J'ai pris un cours
particulier de maths hier soir
c'était
grandiose ! Epique ! Je ne suis pas très
forte en maths, c'est vraiment la matière
qui me pose le plus de problèmes cette
année. Dans ma catégorie ce n'est
pas la matière la plus importante donc
ce n'est pas trop grave, mais tout de même
j'aimerais avoir la moyenne. En plus, pour ne
pas arranger les choses, j'ai une prof très
motivée et il n'y a rien de pire que les
profs motivés : ce sont ceux qui vous donnent
le plus de travail, ceux qui ne vous laissent
pas faire une petite pause quand vous avez deux
heures de cours d'affilée, et pire que
tout, ce sont ceux qui ne comprennent pas qu'on
puisse ne pas être intéressés
par leur matière. Et c'est une prof de
ce genre-là que j'ai en maths.
Sur les propositions de ma mère, j'ai décidé
de prendre des cours particuliers. J'ouvre donc
le journal à la rubrique Annonces et je
téléphone au premier numéro
de la liste des professeurs. C'est une voix de
jeune femme qui me répond alors que le
nom écrit dans le journal était
celui d'un homme. " Bonjour, j'appelle pour
les cours de maths, que je lui dis. Ah oui ! répond-elle,
Monsieur Untel n'est pas là mais vous êtes
disponibles quand ? " J'ai supposé
que Monsieur Untel était son frère,
en fait je me trompais. Enfin bref le rendez-vous
fut fixé pour hier soir à 7H00.
Hier je me rends donc à l'adresse indiquée
et là surprise : c'était un institut.
Un institut de quoi, je ne sais plus, mais un
institut. Je me suis dit que j'avais dû
mal retenir l'adresse, que ça ne pouvait
pas être là, et pourtant après
vérification il se trouvait que c'était
bien ici. Je rentre. C'était une grande
salle avec des bureaux à droite et plusieurs
enfants qui jouaient. Une femme vient me voir
(sans doute celle que j'avais eue au téléphone)
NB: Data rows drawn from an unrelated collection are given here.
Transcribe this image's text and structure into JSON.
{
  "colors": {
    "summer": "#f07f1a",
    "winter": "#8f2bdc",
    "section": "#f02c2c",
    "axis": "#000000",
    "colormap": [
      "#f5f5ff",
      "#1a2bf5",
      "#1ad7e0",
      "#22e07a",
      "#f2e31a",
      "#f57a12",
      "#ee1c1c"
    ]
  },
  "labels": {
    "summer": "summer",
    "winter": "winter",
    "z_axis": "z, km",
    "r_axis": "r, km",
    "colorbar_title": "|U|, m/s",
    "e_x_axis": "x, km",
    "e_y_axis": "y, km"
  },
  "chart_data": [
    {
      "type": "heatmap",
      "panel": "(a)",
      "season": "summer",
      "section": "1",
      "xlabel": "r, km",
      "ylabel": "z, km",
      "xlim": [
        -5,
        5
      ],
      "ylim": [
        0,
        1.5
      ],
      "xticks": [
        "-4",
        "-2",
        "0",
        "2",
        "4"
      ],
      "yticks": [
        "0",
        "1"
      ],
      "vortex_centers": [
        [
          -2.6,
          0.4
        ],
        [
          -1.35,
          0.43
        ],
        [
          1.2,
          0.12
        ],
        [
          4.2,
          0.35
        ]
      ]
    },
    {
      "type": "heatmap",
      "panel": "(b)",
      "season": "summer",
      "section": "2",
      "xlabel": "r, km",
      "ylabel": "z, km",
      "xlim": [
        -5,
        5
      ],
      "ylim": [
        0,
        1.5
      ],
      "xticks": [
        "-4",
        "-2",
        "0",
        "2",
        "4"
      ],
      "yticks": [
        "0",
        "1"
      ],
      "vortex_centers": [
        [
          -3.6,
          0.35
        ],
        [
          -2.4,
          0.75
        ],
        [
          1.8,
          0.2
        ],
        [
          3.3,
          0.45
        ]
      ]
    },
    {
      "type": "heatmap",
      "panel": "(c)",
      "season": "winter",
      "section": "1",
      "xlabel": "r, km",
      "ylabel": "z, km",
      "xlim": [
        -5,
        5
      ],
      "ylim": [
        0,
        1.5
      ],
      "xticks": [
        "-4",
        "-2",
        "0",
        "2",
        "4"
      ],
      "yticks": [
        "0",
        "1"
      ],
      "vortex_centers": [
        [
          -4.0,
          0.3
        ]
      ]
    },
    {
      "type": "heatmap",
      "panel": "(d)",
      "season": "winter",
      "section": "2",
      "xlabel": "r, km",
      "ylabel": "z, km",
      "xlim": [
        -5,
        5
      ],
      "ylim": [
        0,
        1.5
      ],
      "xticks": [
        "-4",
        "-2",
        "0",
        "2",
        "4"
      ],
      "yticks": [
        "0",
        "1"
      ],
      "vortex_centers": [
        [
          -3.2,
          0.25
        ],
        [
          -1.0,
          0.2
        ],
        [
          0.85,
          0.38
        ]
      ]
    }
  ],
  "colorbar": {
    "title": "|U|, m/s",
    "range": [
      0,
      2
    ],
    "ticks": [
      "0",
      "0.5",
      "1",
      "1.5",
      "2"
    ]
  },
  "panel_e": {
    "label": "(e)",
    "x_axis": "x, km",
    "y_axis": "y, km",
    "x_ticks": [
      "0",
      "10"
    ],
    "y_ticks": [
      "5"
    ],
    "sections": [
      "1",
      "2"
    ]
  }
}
et me dit qu'elle va chercher Monsieur Untel.
Pendant que je patientais, il y a deux des enfants
qui ont commencé à hurler en se
tapant sauvagement dessus. Un homme a débarqué
à toute vitesse, les a séparés
en criant et les a renvoyés dans leur chambre.
C'est là que j'ai compris que j'étais
dans un centre pour enfants difficiles. Eh ben
! Ca commençait bien !
Et c'est là que mon professeur est arrivé
hou la ! Il aurait pu être mon grand-père
! Je pensais que j'aurais affaire à un
étudiant et je me retrouve avec un sexagénaire
Il s'approche avec un grand sourire amical, me
pose gentiment la main sur l'épaule et
m'invite à le suivre dans son bureau. "
Vous voulez travailler quel sujet ? me demande-t-il
en me guidant dans le couloir. Les primitives,
lui dis-je. Ah oui ! Très intéressant
ça les primitives ! " me fait-il tout
heureux. Intéressant, intéressant
c'est
vite dit !
On entre dans son bureau : c'était une
vielle pièce, avec des vieux meubles, une
vielle odeur, et surtout des vieux bouquins par
centaines dans la bibliothèque. Le plus
récent de ces ouvrages devait avoir au
moins trente ans. Mais bon je me suis dit que
les maths d'il y a trente ans étaient les
mêmes que les maths d'aujourd'hui et que
donc je n'avais pas à m'inquiéter.
Je m'installe, je sors mes affaires et je lui
expose le problème : " j'ai cet exercice
à faire, il est assez difficile mais si
je le comprends je comprendrai tous les autres
" Il prend la feuille et lit le sujet à
haute voix après m'avoir dit : " j'ai
un conseil pour vous. Il faut toujours lire les
énoncés à haute voix, vous
verrez que ça vous permettra de mieux les
intégrer " Génial ! J'espère
quand même qu'il va m'en donner d'autres,
des conseils, parce que bon celui-là je
doute qu'il me permette d'avoir la moyenne au
bac. Après cinq minutes de concentration
je le vois se diriger vers sa bibliothèque
et regarder les bouquins attentivement. "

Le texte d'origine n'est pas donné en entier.